In 2002 an exceptionally rare United States 1933 $20 Double Eagle gold coin sold for a colossal £4.8 million at Sotheby’s, making it the most expensive gold coin in the world to ever be sold at auction. So rare are the coins that only thirteen are known to still exist today, with the one due to go on display in London next month believed to originally have come from the personal collection of King Farouk of Egypt.
Their rarity is due to the desire of the then new President Franklin D. Roosevelt to remove America from the gold standard in an effort to help rescue the banking system and stabilise the economy as people rapidly withdrew gold from banks in the midst of the Great Depression. As part of this plan, he withdrew the almost 500,000 1933 $20 Double Eagle gold coins that already been minted, before they had a chance to circulate.

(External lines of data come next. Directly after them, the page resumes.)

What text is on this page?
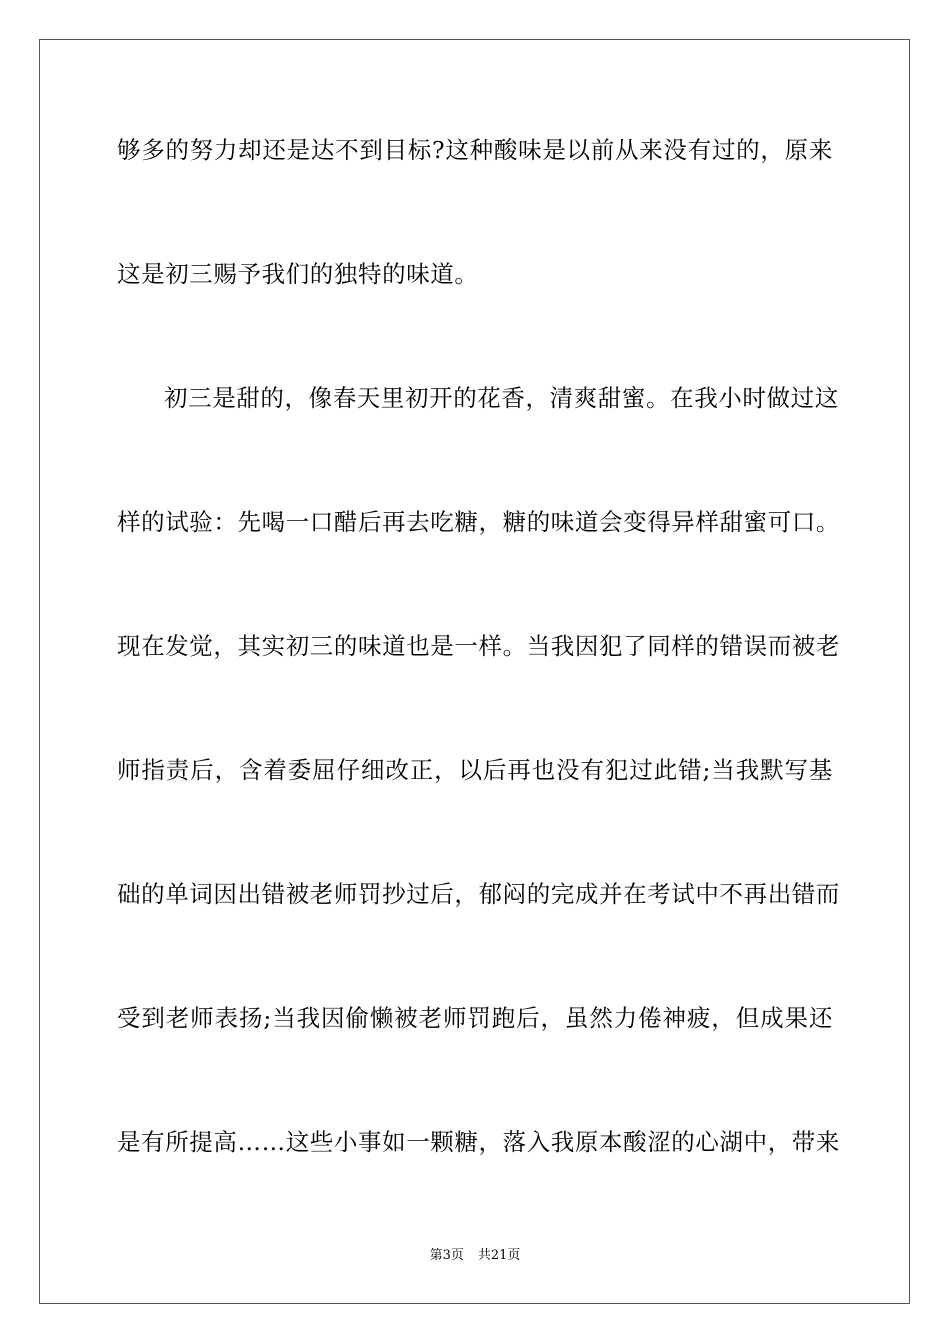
够多的努力却还是达不到目标?这种酸味是以前从来没有过的，原来
这是初三赐予我们的独特的味道。
初三是甜的，像春天里初开的花香，清爽甜蜜。在我小时做过这
样的试验：先喝一口醋后再去吃糖，糖的味道会变得异样甜蜜可口。
现在发觉，其实初三的味道也是一样。当我因犯了同样的错误而被老
师指责后，含着委屈仔细改正，以后再也没有犯过此错;当我默写基
础的单词因出错被老师罚抄过后，郁闷的完成并在考试中不再出错而
受到老师表扬;当我因偷懒被老师罚跑后，虽然力倦神疲，但成果还
是有所提高……这些小事如一颗糖，落入我原本酸涩的心湖中，带来
第3页 共21页
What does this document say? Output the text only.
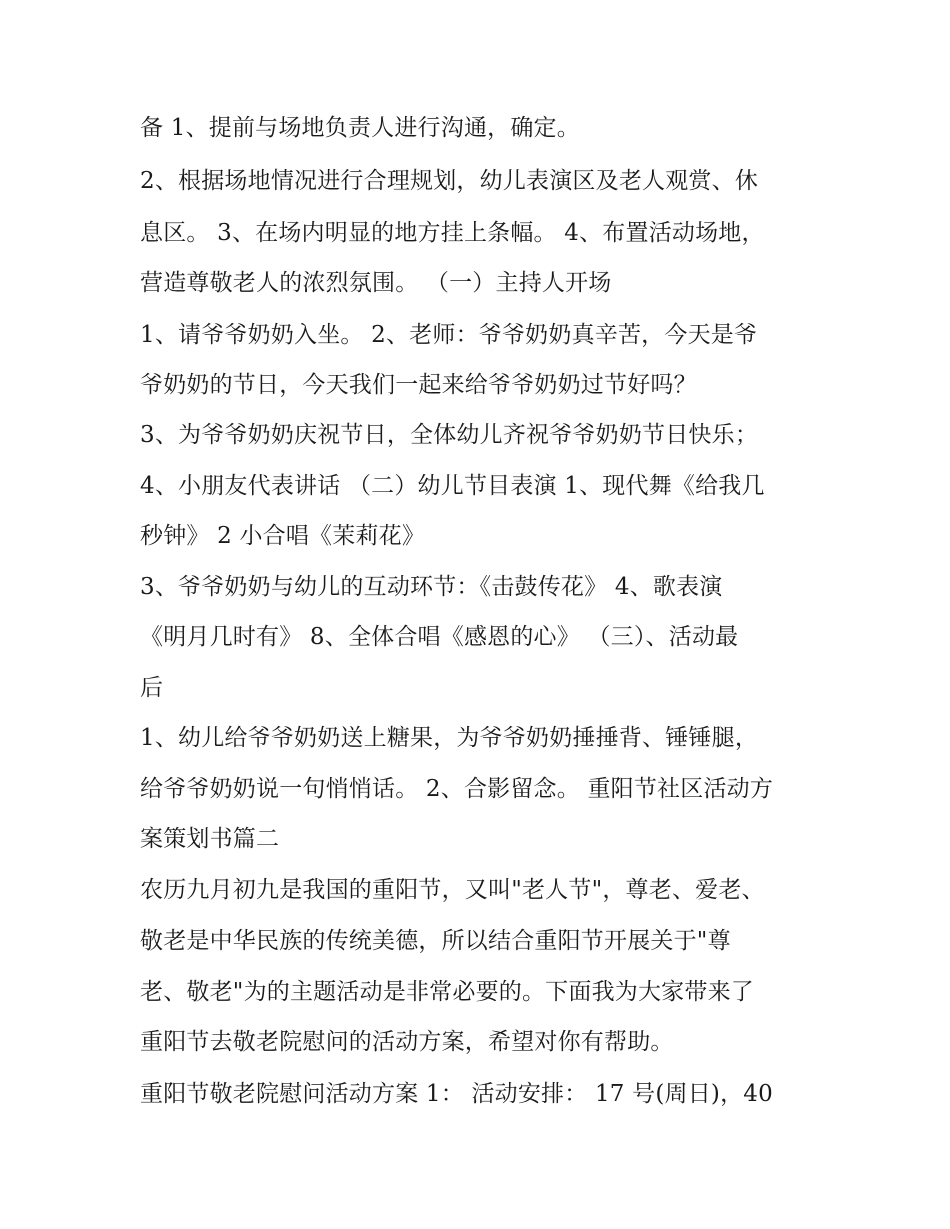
备 1、提前与场地负责人进行沟通，确定。

2、根据场地情况进行合理规划，幼儿表演区及老人观赏、休

息区。 3、在场内明显的地方挂上条幅。 4、布置活动场地，

营造尊敬老人的浓烈氛围。 （一）主持人开场

1、请爷爷奶奶入坐。 2、老师：爷爷奶奶真辛苦，今天是爷

爷奶奶的节日，今天我们一起来给爷爷奶奶过节好吗？

3、为爷爷奶奶庆祝节日，全体幼儿齐祝爷爷奶奶节日快乐；

4、小朋友代表讲话 （二）幼儿节目表演 1、现代舞《给我几

秒钟》 2 小合唱《茉莉花》

3、爷爷奶奶与幼儿的互动环节：《击鼓传花》 4、歌表演

《明月几时有》 8、全体合唱《感恩的心》 （三）、活动最

后

1、幼儿给爷爷奶奶送上糖果，为爷爷奶奶捶捶背、锤锤腿，

给爷爷奶奶说一句悄悄话。 2、合影留念。 重阳节社区活动方

案策划书篇二

农历九月初九是我国的重阳节，又叫"老人节"，尊老、爱老、

敬老是中华民族的传统美德，所以结合重阳节开展关于"尊

老、敬老"为的主题活动是非常必要的。下面我为大家带来了

重阳节去敬老院慰问的活动方案，希望对你有帮助。

重阳节敬老院慰问活动方案 1： 活动安排： 17 号(周日)，40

Ever since, the U.S secret services have been actively hunting down any of those coins that somehow escaped being melted down. Several high-profile legal battles have been fought, with one as recently as August 2011, as the U.S government looked to reclaim those coins that they believe were removed in an ‘unlawful manner’ before they could be destroyed.
Now, with economists often comparing the current world economic crises as reminiscent of the Great Depression, the story of those seeking comfort in gold during a time of economic hardship appears as relevant today as it did to the U.S government of the 1930s.